Javier Valenzuela, interno en tercer grado de la cárcel de Daroca y «becario» de la Pastoral Penitenciaria de Zaragoza -como a él le gusta describirse-, narra su vivencia del vía crucis celebrado en la parroquia de Santa Gema el pasado Viernes Santo, 7 de abril, siendo el objeto del mismo los cautivos, los encarcelados, los presos.

El pasado Viernes Santo asistí a una sobria y conmovedora celebración del rezo del Vía Crucis, en un hermosísimo templo, la parroquia de Santa Gema. Rodeados de los invitados a participar en la ceremonia, religiosos, voluntarios del mundo penitenciario, internos, familiares, … y un servidor. Al finalizar cada estación, las preces, oraciones y meditaciones eran acompañadas por un grupo de tambores y bombos, en las estaciones impares, y por jotas magníficamente entonadas y tocadas, en las pares, con letras muy apropiadas a los sentimientos del momento.

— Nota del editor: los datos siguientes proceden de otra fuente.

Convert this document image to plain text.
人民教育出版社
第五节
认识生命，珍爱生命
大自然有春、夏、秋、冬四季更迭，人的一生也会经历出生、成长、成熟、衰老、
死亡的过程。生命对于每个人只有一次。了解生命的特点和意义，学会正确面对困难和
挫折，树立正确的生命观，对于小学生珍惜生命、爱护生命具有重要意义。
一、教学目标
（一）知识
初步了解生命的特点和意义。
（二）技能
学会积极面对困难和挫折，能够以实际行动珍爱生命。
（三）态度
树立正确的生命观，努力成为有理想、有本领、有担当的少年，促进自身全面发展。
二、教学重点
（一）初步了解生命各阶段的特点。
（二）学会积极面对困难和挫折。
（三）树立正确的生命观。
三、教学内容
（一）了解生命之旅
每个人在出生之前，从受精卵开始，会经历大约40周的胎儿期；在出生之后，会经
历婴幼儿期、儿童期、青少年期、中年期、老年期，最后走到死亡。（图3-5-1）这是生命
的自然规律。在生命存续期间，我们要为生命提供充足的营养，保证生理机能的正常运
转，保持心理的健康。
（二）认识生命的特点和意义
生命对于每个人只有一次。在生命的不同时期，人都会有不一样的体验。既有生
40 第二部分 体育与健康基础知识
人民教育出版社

Se percibía, o yo lo sentí al menos, al orarlo, lo mucho que Jesús sufrió por salvarnos del pecado. A diferencia de años anteriores esta vez me he sentido mas identificado. Hasta ahora he seguido los vía crucis como simple espectador de un macabro y lúgubre espectáculo de salvajismo e imperdonable error humano, pero al escuchar este camino a la Cruz del lápiz de compañeros presidiarios me llené de dolor, alguna lágrima brotó de mis ojos, entendí que yo era la causa de ese sufrimiento de Jesús. Que había sufrido y muerto por mis pecados, por amor a mí.

El Vía Crucis representa el recorrido de Jesús que nos redimió en su Santa Cruz. Un recorrido que coincide en algunos aspectos con el de los presos, salvo el matiz bastante destacable, entre otros incluso más relevantes, de que Nuestro Señor era inocente, y nosotros… yo, al menos, no. “Lo nuestro es justo, pues recibimos la paga de nuestros delitos; éste en cambio no ha cometido ningún crimen”.

Los presos, para Nuestro Señor, somos unos privilegiados. A lo largo de su vida y enseñanzas siempre se ha acordado de nosotros, con sus obras, su testimonio, su Palabra; los presos, siempre a nuestro lado. Siempre nos ha tratado con inusual cariño “De cierto os digo que en cuanto lo hicisteis a uno de estos mis hermanos más pequeños, a mí lo hicisteis”. Ya lo adelantabas cuando repetías que “No he venido a llamar a justos sino a pecadores al arrepentimiento”, también pensabas en nosotros, está claro, “Acordaos de los presos, como si estuvieseis presos juntamente con ellos”, o cuando indicabas que “El Espíritu del Señor está sobre mi.. Me ha enviado para proclamar libertad a los cautivos”. Y cuando nos proteges anunciado que: “Vengan, benditos de mi Padre, y reciban en herencia el Reino que les fue preparado desde el comienzo del mundo, porque … estaba preso, y me vinieron a ver…”. Y al final de tu vida terrenal compartiendo celda y condenado, con nosotros. Que inmenso honor.

Padre, cómo pudiste fijarte en mí, si soy tan pequeño, débil y pecador. Cómo decía mi Santa de cabecera, santa Bernadette, “si hubiese existido en la tierra un niño más ignorante y estúpido, tú lo hubieses elegido” (lo de ignorante y estúpido va por mí, evidente).

Personalmente no me canso de agradecerte que permitieses mi paso por la cárcel, porque a través de este he llegado a conocerte. Bendito seas Señor. Para mí este tiempo atrás, entre rejas, ha sido uno de los muchos milagros que has hecho en mi vida.

Todas las noches, en el chabolo, me sosegabas, en los otros internos, me hacías compañía y me iniciabas en la caridad cristiana, en los funcionarios, me enseñabas, me corregías y me aleccionabas sobre paciencia y humildad, y con los sacerdotes, los voluntarios de la Pastoral Penitenciaria y otros grupos religiosos, me fortalecías en el conocimiento de la fe, de tu Palabra, me llenabas del Espíritu Santo, y de esperanza.